Traffic is something that every driver in Baton Rouge has likely complained about at one time or another. Laurence Lambert is actually taking steps to solve the problems.
“Traffic is a problem that faces everybody,” he says. “Everyone is impacted by it.”
Lambert is one of five division managers with ABMB Engineers, a local transportation consulting firm. What put him on the map professionally was work he began in 2000 on hurricane evacuation research, when he was working on a master’s in civil engineering at LSU. “We were focusing on contraflow, so we put all these traffic counters on the roads during LSU football games,” he says.
Lambert used that research as the basis for a grant application to the U.S. Department of Transportation to study how to evacuate areas in the wake of terrorist attacks. He spent a year working at the U.S. Department of Transportation on an Eisenhower Fellowship.
His research came in handy during evacuations in advance of Hurricane Ivan in 2004 and Hurricane Katrina in 2005. “If you had a car, you were actually able to get out of New Orleans in a couple of hours for Hurricane Katrina,” he says. “It’s just the very low-mobility people, who didn’t have access to cars, that needed to be addressed during Katrina.”

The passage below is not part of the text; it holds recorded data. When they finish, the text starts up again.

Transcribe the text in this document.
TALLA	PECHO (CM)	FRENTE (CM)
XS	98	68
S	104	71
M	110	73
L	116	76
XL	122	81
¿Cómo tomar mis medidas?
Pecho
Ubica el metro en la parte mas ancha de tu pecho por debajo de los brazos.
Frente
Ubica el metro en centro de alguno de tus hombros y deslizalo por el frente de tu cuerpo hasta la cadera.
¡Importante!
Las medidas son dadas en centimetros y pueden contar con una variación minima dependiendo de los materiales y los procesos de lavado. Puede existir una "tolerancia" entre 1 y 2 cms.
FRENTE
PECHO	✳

Lambert now is working on another project that will impact thousands of people: synchronizing the downtown traffic signals. The $12.7 million improvement is scheduled to be completed by September 2009. Once the work is finished, downtown will be full of “smart” traffic signals that detect when vehicles are waiting for a green light. “We’re looking to promote a kind of progression,” he says.

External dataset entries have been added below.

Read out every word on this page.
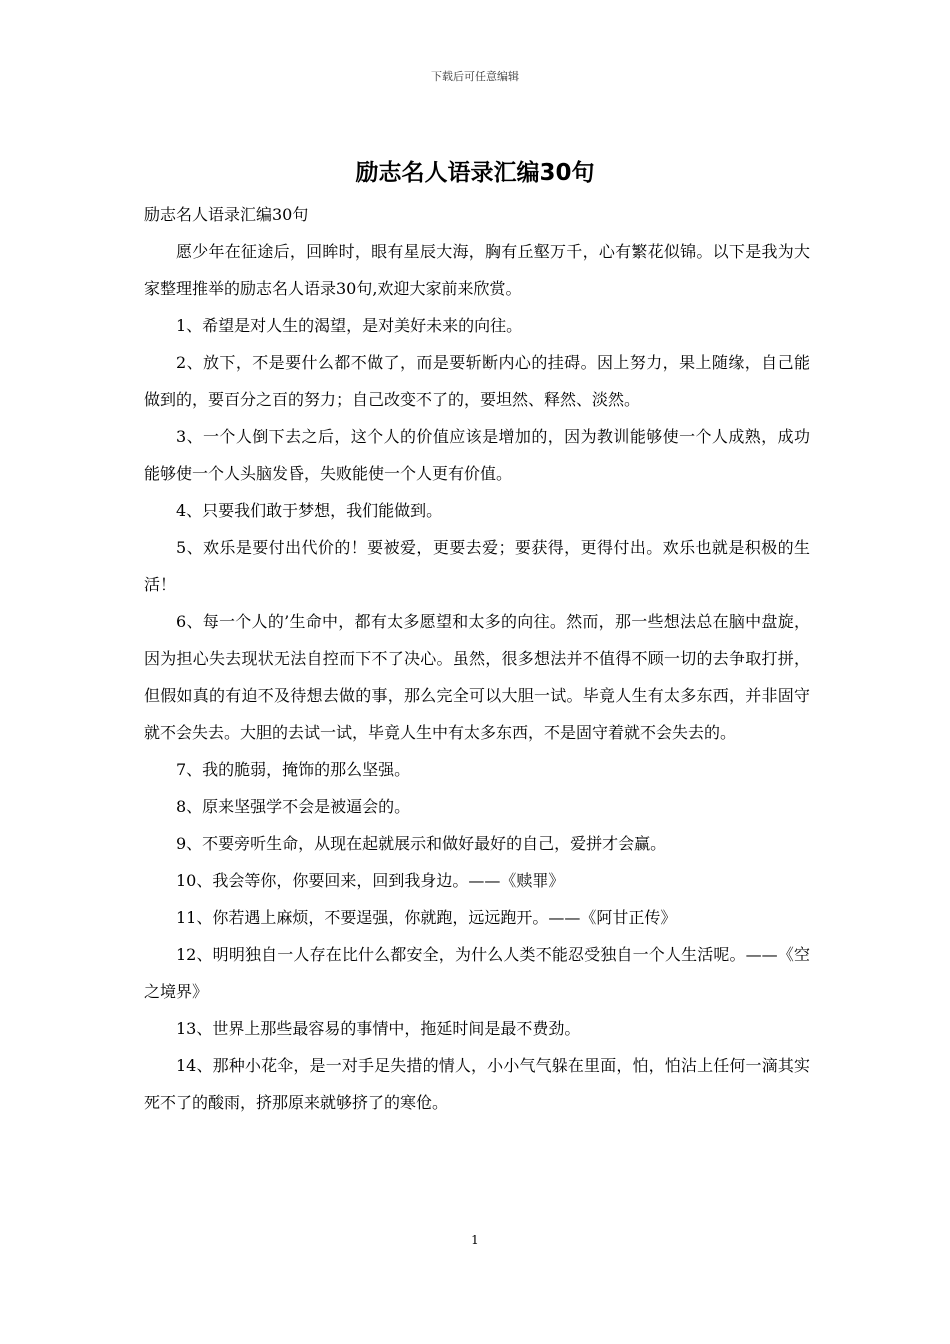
下载后可任意编辑
励志名人语录汇编30句

励志名人语录汇编30句

愿少年在征途后，回眸时，眼有星辰大海，胸有丘壑万千，心有繁花似锦。以下是我为大家整理推举的励志名人语录30句,欢迎大家前来欣赏。

1、希望是对人生的渴望，是对美好未来的向往。

2、放下，不是要什么都不做了，而是要斩断内心的挂碍。因上努力，果上随缘，自己能做到的，要百分之百的努力；自己改变不了的，要坦然、释然、淡然。

3、一个人倒下去之后，这个人的价值应该是增加的，因为教训能够使一个人成熟，成功能够使一个人头脑发昏，失败能使一个人更有价值。

4、只要我们敢于梦想，我们能做到。

5、欢乐是要付出代价的！要被爱，更要去爱；要获得，更得付出。欢乐也就是积极的生活！

6、每一个人的’生命中，都有太多愿望和太多的向往。然而，那一些想法总在脑中盘旋，因为担心失去现状无法自控而下不了决心。虽然，很多想法并不值得不顾一切的去争取打拼，但假如真的有迫不及待想去做的事，那么完全可以大胆一试。毕竟人生有太多东西，并非固守就不会失去。大胆的去试一试，毕竟人生中有太多东西，不是固守着就不会失去的。

7、我的脆弱，掩饰的那么坚强。

8、原来坚强学不会是被逼会的。

9、不要旁听生命，从现在起就展示和做好最好的自己，爱拼才会赢。

10、我会等你，你要回来，回到我身边。——《赎罪》

11、你若遇上麻烦，不要逞强，你就跑，远远跑开。——《阿甘正传》

12、明明独自一人存在比什么都安全，为什么人类不能忍受独自一个人生活呢。——《空之境界》

13、世界上那些最容易的事情中，拖延时间是最不费劲。

14、那种小花伞，是一对手足失措的情人，小小气气躲在里面，怕，怕沾上任何一滴其实死不了的酸雨，挤那原来就够挤了的寒伧。

1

That project has a lot of challenges—coordinating with the various businesses and government agencies, dealing with all of the ongoing construction and working with old equipment. But Lambert says he likes those obstacles. “It’s never the same in terms of projects,” he says. “There’s a uniqueness from one to the next.”
Age: 36
What is the one thing Baton Rouge can do to help attract and retain highly educated young people?
“Reinvesting in LSU certainly helps by having a great place to go to school. And this is a great place to raise a family. There’s a gap in between the two, and reinvesting in downtown is a way to bridge that.”